Why Women Start Their Own Businesses and How to Fuel Them

Celebrating National Women’s Small Business Month

Why Women Start Their Own Businesses and How to Fuel ThemWomen are starting businesses at an unprecedented rate and almost 40% of American businesses are now owned by women. A lot of what attracts women to entrepreneurship are things we have often found lacking in employment in larger organizations: independence, more opportunity for growth, greater work-life flexibility, our passion for an idea, and pride in our own contributions.

Most founders are happy with their choice to start a business and proud of their work. As we salute female entrepreneurs this month, we also look at the best ways to increase their odds of success.

What’s fueling the growth?

The reasons to start a business are as individual as the founders doing it. But surveys often show a few top reasons women decide to make the leap into entrepreneurship. I know many of them resonate with me and motivated me to make the difficult decision five years ago to leave a top job with a Fortune 100 company at the peak of my career. Despite the certain challenges that lay ahead, I also knew that founding my own business would enable me to pivot to my purpose and help me realize far more of my potential.

Along with such positive motivations, we can’t ignore that women are also sometimes motivated to start their own businesses because they feel under-valued in large companies. The gender pay gap remains stuck with little recent progress and women who work full time still earn only 80% of what their male counterparts earn, according to the U.S. Census Bureau. The current rate of change is so slow that pay equity won’t happen for another 100 years. Understandably, women are tired of waiting. As our own business owners, we can charge what we’re worth.

Make success more likely

Many of the issues that make it harder for women to build successful businesses are well documented. Addressing them head-on is an obvious first step to increasing the odds of success for female founders. That’s why these issues are among our top priorities at Monica Motivates. They include our commitment to:

  • Educate and counsel would-be founders at the ideation stage about the impact the type of business they choose will have on revenue potential. Women are more likely to found businesses in industry sectors such as education, health care and personal and retail services where margins are smaller and revenue growth potential more modest. By contrast, men are more likely to found businesses in the manufacturing or wholesale spaces that are more lucrative. Your industry choice may be based on unique skills and passions, but you need to have an eyes-wide-open approach to the revenue implications associated with various industries.
  • Help women gain access to start-up investment. One of the reasons women often start businesses in less lucrative sectors is because those industries also have lower financial barriers to entry. But with less start-up capital and fewer injections of operating cash that women-owned business receive female founders are less able to make investments in the equipment, employees and raw materials that will help them grow faster. The good news is that female angel investors and women general partners at venture capital firms are growing.

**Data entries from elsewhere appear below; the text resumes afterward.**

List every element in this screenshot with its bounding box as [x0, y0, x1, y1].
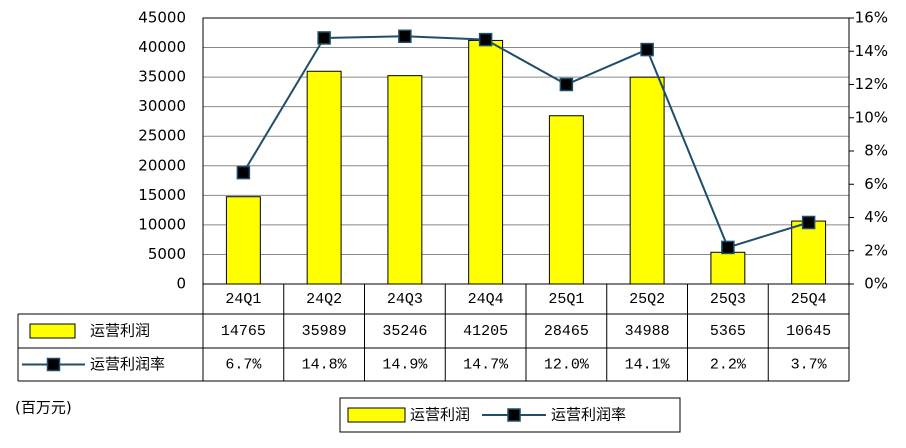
table-value: 6.7%: [225, 356, 262, 373]
x-tick-label: 25Q3: [710, 291, 746, 308]
marker: [398, 29, 412, 44]
table-row-label: 运营利润率: [90, 355, 165, 373]
legend-swatch: [29, 323, 76, 339]
bar: [387, 75, 423, 285]
plot-frame: [202, 17, 850, 285]
table-value: 14.9%: [382, 356, 428, 373]
table-value: 2.2%: [710, 356, 747, 373]
table-value: 34988: [625, 323, 670, 340]
legend-label: 运营利润: [410, 406, 470, 424]
table-value: 14.7%: [463, 356, 509, 373]
y2-tick-label: 10%: [855, 108, 888, 126]
table-value: 12.0%: [544, 356, 590, 373]
marker: [317, 31, 331, 45]
y2-tick-label: 4%: [864, 208, 888, 226]
table-value: 10645: [786, 323, 831, 340]
y2-tick-label: 12%: [855, 75, 888, 93]
y-tick-label: 40000: [138, 38, 186, 56]
x-tick-label: 25Q1: [548, 291, 584, 308]
bar: [629, 76, 665, 285]
y2-tick-label: 6%: [864, 175, 888, 193]
table-value: 28465: [544, 323, 589, 340]
marker: [559, 77, 574, 92]
y-tick-label: 0: [176, 275, 186, 293]
x-tick-label: 25Q2: [629, 291, 665, 308]
y-tick-label: 5000: [148, 245, 186, 263]
legend-marker: [46, 357, 61, 372]
table-row-label: 运营利润: [90, 322, 150, 340]
marker: [801, 215, 816, 230]
legend-marker: [507, 408, 521, 422]
y2-tick-label: 14%: [855, 42, 888, 60]
x-tick-label: 25Q4: [791, 291, 827, 308]
marker: [478, 32, 493, 47]
y2-tick-label: 2%: [864, 241, 888, 259]
x-tick-label: 24Q1: [225, 291, 261, 308]
x-tick-label: 24Q3: [387, 291, 423, 308]
y-tick-label: 45000: [138, 9, 186, 27]
y-tick-label: 15000: [138, 186, 186, 204]
x-tick-label: 24Q2: [306, 291, 342, 308]
y2-tick-label: 0%: [864, 275, 888, 293]
marker: [721, 240, 735, 255]
unit-note: (百万元): [15, 399, 72, 417]
bar: [225, 196, 261, 285]
bar: [710, 251, 746, 285]
y-tick-label: 25000: [138, 127, 186, 145]
y-tick-label: 35000: [138, 68, 186, 86]
y2-tick-label: 8%: [864, 142, 888, 160]
legend-swatch: [347, 407, 406, 423]
y-tick-label: 20000: [138, 156, 186, 174]
x-tick-label: 24Q4: [468, 291, 504, 308]
table-value: 5365: [710, 323, 746, 340]
table-value: 41205: [463, 323, 508, 340]
bar: [468, 39, 504, 285]
table-value: 14.8%: [302, 356, 348, 373]
marker: [236, 165, 251, 180]
bar: [791, 220, 827, 285]
table-value: 14.1%: [625, 356, 671, 373]
y-tick-label: 30000: [138, 97, 186, 115]
y-tick-label: 10000: [138, 215, 186, 233]
y2-tick-label: 16%: [855, 9, 888, 27]
table-value: 14765: [221, 323, 266, 340]
marker: [640, 42, 654, 57]
bar: [548, 115, 584, 285]
legend-label: 运营利润率: [551, 406, 626, 424]
line: [242, 35, 809, 249]
table-value: 35246: [382, 323, 427, 340]
table-value: 35989: [302, 323, 347, 340]
bar: [306, 70, 342, 285]
table-value: 3.7%: [791, 356, 828, 373]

­­Networking with a community of fellow entrepreneurs can also help you identify important funding vehicles, including Community Development Financial Institutions (CDFI) created by the federal government to invest in economically disadvantaged communities.

  • Teach women to pitch and create more opportunities to do so. Research shows that men receive far more opportunities to pitch their new businesses than are afforded to women (at a rate of nine to one). Female founders also tend to be somewhat less forceful in their pitches. The more women can carefully hone their Unique Value Proposition (UVP) and the more opportunities they are given to deliver it, the more likely they are to gain external investment and capture new business. Our Pitch University and company-specific Global Supplier Diversity Accelerator programs target these needs.
  • Prioritize growth goals. Research published in the Wall Street Journal finds that one of the greatest predictors of business growth is simply the entrepreneur’s goal to grow. They also found that women entrepreneurs tend to have different performance expectations for their businesses than their male peers, expecting lower sales and employment. There can be many factors at play here, but the findings do suggest that helping women dream bigger is one element of growing a larger enterprise.

During National Women’s Small Business Month, we are especially pleased to salute the many female founders following their passion, accelerating their own advancement, designing the life-work flexibility they need and gaining control of their future by becoming their own boss. Research by Boston Consulting Group and MassChallenge found that startups founded and cofounded by women performed better over time (generating 10% more in cumulative revenue over a five-year period) than startups founded by men.

It’s time to recognize the results women entrepreneurs can drive and remove more of the barriers that make their journeys slower, harder and less financially rewarding.